Le problème est en réalité lié à
l’ISF, que la majorité au pouvoir voudrait supprimer sans oser le faire. L’ISF
est en réalité un impôt mal conçu. Les taux sont élevés (certains diraient
confiscatoires) avec un maximum à 1.8% et sont compensé pour certains par des
déductions très importantes, pour les chefs d’entreprises ou les œuvres d’art.
Le législateur a en effet craint
que cet impôt oblige les chefs d’entreprise « propriétaires de leur outil
de travail » à vendre celui-ci au détriment de l’emploi ou que les œuvres
d’art française partent à l’étranger pour les mêmes raisons.
Le bon sens
consisterait à baisser les taux et à supprimer les déductions (on peut en dire
autant pour l’impôt sur le revenu). Mais il y aurait de gros gagnants et de
gros perdants, et le sujet est politiquement sensible : on a donc préféré
construire une usine à gaz.
Le mécanisme du bouclier fiscal
amène donc les contribuables a déclarer et payer normalement chacun de leurs
impôts puis à demander un remboursement dans le cadre du bouclier fiscal, ce
qui permet à la gauche de s’offusquer des cadeaux réalisés.
Le mécanisme a donc récemment été revu, pour que le calcul de la limitation soit fait avant paiement, et que les assujettis n’avancent pas une somme qui sera remboursée ensuite. C’est donc dans ce cadre que Liliane Bettencourt a logiquement réclamé 30 millions au fisc, somme qui lui a été très logiquement accordée.
Revenons donc à son cas, sa fortune
et ses revenus.
Liliane Bettencourt a hérité de
son père, Eugène Schueller, l’entreprise que ce dernier a fondé, l’Oréal,
devenue une grande multinationale. Dans les années 70 peut être pour échapper à
une éventuelle nationalisation par la gauche, elle a échangé une partie de ses
actions contre des actions de Nestlé.
L’Oréal est valorisé à plus 46 milliards
début juillet, et sa principale actionnaire en possède plus de 25%. Le cours est à plus de 78 euros, pour un
dividende 2009 de 1,5 euro.
L’essentiel de la fortune de
Liliane Bettencourt est constitué de ses actions l’Oréal et Nestlé (mais le
reste peut se chiffrer en centaines de millions voire en milliards). Ses
revenus sont également essentiellement constitué par les dividendes de ces
actions.
Je me souviens avoir lu dans Le
Monde il y a très longtemps que dans les années 80, Liliane Bettencourt a
refusé de se faire nomme dirigeante de l’Oréal ce qui lui aurait permis de
faire échapper une grosse part de son patrimoine à l’impôt sur la fortune.
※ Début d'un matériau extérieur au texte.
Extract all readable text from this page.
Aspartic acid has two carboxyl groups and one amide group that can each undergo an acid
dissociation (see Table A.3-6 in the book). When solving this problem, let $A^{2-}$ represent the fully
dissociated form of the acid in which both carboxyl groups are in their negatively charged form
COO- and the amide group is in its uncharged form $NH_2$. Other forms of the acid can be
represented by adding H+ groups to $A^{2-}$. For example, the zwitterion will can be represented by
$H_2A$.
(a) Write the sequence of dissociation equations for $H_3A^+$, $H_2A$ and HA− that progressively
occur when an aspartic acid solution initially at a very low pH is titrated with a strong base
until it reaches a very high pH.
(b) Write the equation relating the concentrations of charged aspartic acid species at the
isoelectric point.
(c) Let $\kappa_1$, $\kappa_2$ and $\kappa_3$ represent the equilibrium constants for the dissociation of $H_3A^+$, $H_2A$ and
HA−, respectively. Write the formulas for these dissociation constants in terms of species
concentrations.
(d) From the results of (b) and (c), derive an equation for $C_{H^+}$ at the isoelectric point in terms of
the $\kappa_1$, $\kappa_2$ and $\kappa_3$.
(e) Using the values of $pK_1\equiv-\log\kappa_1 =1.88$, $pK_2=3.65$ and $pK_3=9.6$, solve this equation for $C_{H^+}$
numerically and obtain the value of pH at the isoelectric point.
Le Monde avait alors considéré qu'il s'agissait d'un acte citoyen, mais la milliardaire considérait d'abord que l'Oréal devait avoir une gouvernance claire.
Avec une fortune estimée par la
presse à 17 milliards, Liliane Bettencourt devrait payer en ISF une somme de
1.8% de ce qui dépasse 16,540 millions, autant dire 99,9% de ses biens. Cela
représenterait environ 300 millions d’euros. Il est plus difficile d’évaluer
son impôt sur le revu, sachant que le taux d’imposition est de 40%, mais il se
compte certainement en centaines de millions.
Appelons R son revenu, IR son impôt sur le revenu et IF son impôt sur la fortune. A ce stade, IR = 0.4R Le fait qu’elle bénéficie de bouclier fiscal signifie que 0.5 R est inférieur à IR + ISF. Si ISF = 300 millions et que le bouclier fiscal donne un remboursement de 30 millions, alors on aurait un revenu de 2.7 milliards ce qui parait beaucoup. Il est possible que IR soit nettement inférieur à 0.4R grâce à de fondations ou autre. Ou que l'ISF soit plus faible qu'ici indiqué.
Rectifié le 5 juillet
Liliane Bettencourt a déclaré avoir payé 400 millions au fisc en 10 ans, soit 40 millions par an. cela correspondrait à un revenu annuel de 80 millions et à un impôt sur celui ci de 32 millions . Pour avoir un remboursement de 30 millions, il faudrait que son ISF soit de 38 millions, ce qui correspond à une fortune de 2.1 milliards
Ce chiffre beaucoup plus faible que celui avancé par la presse, peut s'expliquer si, comme je l'ai lu, elle a organisé sa succession à sa fille et ses petits fils pour ses actions l'Oréal qu'elle n'aurait plus. Je ne sais pas comment cela marche.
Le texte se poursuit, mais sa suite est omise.